AT&T Global Olympic Village
The AT&T Global Olympic Village (GOV) was a centerpiece of the 1996 Olympic Games in Atlanta, GA. Inside the GOV was a private area for Olympic athletes and their guests. Outside was a stage that featured nightly concerts with performances by Faith Hill, Ray Charles, Santana and more. Katherine Stone was the Account Supervisor at Cohn & Wolfe responsible for media relations for the GOV. She directed a 15-member team that wrote press releases, pitched media, managed photographers and media access, provided PR support for the concerts and much more. She also supported the AT&T PR team with crisis management after the Centennial Olympic Park bombing, which happened just outside the GOV.
Her team met all goals, generating total advertising equivalency (unearned media) of more than $25 million in US media coverage alone for AT&T during the Olympic Games. Stone was named to the AT&T 100, 100 internal and external people who contributed most to AT&T’s successful global sponsorship of the Games.
The Glass Quilt
The Chief Marketing Officer of The Coca-Cola Company asked Stone to identify and execute an employee relations activity to support the launch of Coca-Cola Classic's new "Enjoy" advertising campaign. She selected and worked with an agency, wrote the creative brief, reviewed concepts and chose the final execution. The Glass Quilt was a colorful series of photographs and stories from employees about their own experiences with Coke, not as people who worked there but as regular consumers. She managed the project from start to finish, including obtaining funding approval, obtaining employee story submissions, choosing which employees to feature, and supervising all agency work. The Glass Quilt went on exhibit in the lobby of the company's worldwide headquarters, and the exhibit was so well-received that it was extended an additional two weeks at the request of the Chairman's office. Stone received a recognition letter from the CEO for my leadership of this project.

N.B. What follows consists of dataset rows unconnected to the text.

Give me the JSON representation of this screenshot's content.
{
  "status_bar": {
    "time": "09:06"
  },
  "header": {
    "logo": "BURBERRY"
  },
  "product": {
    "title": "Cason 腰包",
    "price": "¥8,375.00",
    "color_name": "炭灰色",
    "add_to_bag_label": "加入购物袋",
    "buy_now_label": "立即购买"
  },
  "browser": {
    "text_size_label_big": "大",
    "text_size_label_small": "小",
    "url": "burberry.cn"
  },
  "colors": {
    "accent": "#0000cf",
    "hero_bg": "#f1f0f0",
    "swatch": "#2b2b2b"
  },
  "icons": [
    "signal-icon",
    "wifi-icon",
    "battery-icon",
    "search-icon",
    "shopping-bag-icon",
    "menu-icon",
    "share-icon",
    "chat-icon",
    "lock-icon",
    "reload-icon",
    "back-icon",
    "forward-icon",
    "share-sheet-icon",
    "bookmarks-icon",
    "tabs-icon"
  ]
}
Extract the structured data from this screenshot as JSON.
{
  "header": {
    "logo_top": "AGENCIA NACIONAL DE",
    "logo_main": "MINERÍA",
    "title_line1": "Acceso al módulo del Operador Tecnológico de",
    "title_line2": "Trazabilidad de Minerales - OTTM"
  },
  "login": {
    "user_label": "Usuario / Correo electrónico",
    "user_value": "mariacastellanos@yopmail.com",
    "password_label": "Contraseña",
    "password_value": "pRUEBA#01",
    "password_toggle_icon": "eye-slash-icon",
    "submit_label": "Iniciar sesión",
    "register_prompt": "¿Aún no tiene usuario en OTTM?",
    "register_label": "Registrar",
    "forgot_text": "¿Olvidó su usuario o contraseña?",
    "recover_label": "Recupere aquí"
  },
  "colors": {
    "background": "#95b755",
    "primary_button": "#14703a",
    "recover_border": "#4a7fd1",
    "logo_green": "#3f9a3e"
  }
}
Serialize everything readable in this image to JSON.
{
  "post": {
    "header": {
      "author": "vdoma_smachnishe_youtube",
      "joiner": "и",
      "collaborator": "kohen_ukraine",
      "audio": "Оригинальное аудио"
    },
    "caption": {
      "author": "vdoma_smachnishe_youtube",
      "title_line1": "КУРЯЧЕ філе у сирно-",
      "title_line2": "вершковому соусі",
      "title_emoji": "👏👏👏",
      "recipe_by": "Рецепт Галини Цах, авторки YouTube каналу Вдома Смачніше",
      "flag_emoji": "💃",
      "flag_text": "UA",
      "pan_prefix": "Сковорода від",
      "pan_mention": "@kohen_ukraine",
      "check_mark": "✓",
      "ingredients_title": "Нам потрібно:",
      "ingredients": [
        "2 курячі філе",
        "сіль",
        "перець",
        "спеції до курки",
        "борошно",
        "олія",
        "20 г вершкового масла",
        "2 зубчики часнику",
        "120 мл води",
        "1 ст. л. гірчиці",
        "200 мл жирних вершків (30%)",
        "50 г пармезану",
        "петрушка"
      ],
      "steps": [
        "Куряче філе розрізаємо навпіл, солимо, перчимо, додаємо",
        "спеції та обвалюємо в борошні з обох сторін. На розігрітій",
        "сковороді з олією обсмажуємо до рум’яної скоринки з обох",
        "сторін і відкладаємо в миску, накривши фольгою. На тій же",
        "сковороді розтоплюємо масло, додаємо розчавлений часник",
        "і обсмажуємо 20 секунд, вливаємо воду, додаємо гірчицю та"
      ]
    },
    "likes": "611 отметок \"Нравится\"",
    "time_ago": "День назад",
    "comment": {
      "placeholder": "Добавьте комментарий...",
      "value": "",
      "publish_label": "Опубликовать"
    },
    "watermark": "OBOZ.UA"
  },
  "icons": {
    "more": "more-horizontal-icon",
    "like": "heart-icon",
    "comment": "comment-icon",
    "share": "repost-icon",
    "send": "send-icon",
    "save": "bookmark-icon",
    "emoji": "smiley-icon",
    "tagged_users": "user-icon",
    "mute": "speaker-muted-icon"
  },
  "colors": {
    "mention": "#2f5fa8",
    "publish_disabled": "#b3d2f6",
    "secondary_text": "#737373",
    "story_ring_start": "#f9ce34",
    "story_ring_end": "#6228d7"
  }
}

The Glass Quilt was featured in the book "There's No Business That's Not Show Business: Marketing In An Experience Culture," by David L. Rogers, Karen Vrotsos and Bernd Schmitt.
Coca-Cola Shrink Tank
Stone chartered and championed a project that would allow consumers to interact with Coca-Cola at the point of sale. The project involved building a small machine that consumers could use to select one among a series of artist-designed wraps for a 500ml (20-ounce) PET bottle of Coke and shrink wrap it on to the bottle in a matter of seconds. Consumers could choose their own individualized bottle label, at the very least allowing them to express themselves through Coca-Cola and at the most making their Coca‑Cola bottle a collectors’ item in future years.
In 2002 Katherine Stone led a 4-person cross-functional development team comprised of associates from Package Development, Sales Equipment Engineering and the 7-Eleven Global Marketing Team. She negotiated with the 7-Eleven team to pay 50% of the costs of project development, managed through all legal issues and obtained support from Corporate Environmental Affairs, our Patent office, Product Liability, Trademark and Food Law/Food Labeling. She managed field testing in Malaysia and Singapore which showed sales volume increases of 943% in Singapore and 371% in Malaysia. The project was commercialized by 7-Eleven in Singapore.
Stone was awarded a U.S. Patent (#6,577,922 B2) for Point of Sale Product Personalization System. This was one of the first packaging personalization pilot tests for Coca-Cola. When the new World of Coca-Cola museum first opened in downtown Atlanta, buying a bottle and using the Shrink Tank was the most popular sales item in the store.
Climb Out of the Darkness
Together with the board chair at Postpartum Progress, in 2013 Katherine Stone created Climb Out of the Darkness®, the world's largest event raising awareness of maternal mental illnesses like postpartum depression. Climb Out of the Darkness is held on or near the longest day of the year annually to help shine the most light on perinatal mood and anxiety disorders. The event features mothers and others across the globe joining together to climb mountains and hike trails to represent their symbolic rise out of the darkness of maternal mental illness and into the light of hope and recovery. She developed the branding and key messages around the Climb and managed the worldwide event.
In 2016, Climb Out of the Darkness had more than 4,200 registered participants on more than 180 teams in 45 states and 7 countries, and raised $350,000. The event has been covered by outlets like BuzzFeed and CNN.com, and generated more than 151 million media impressions.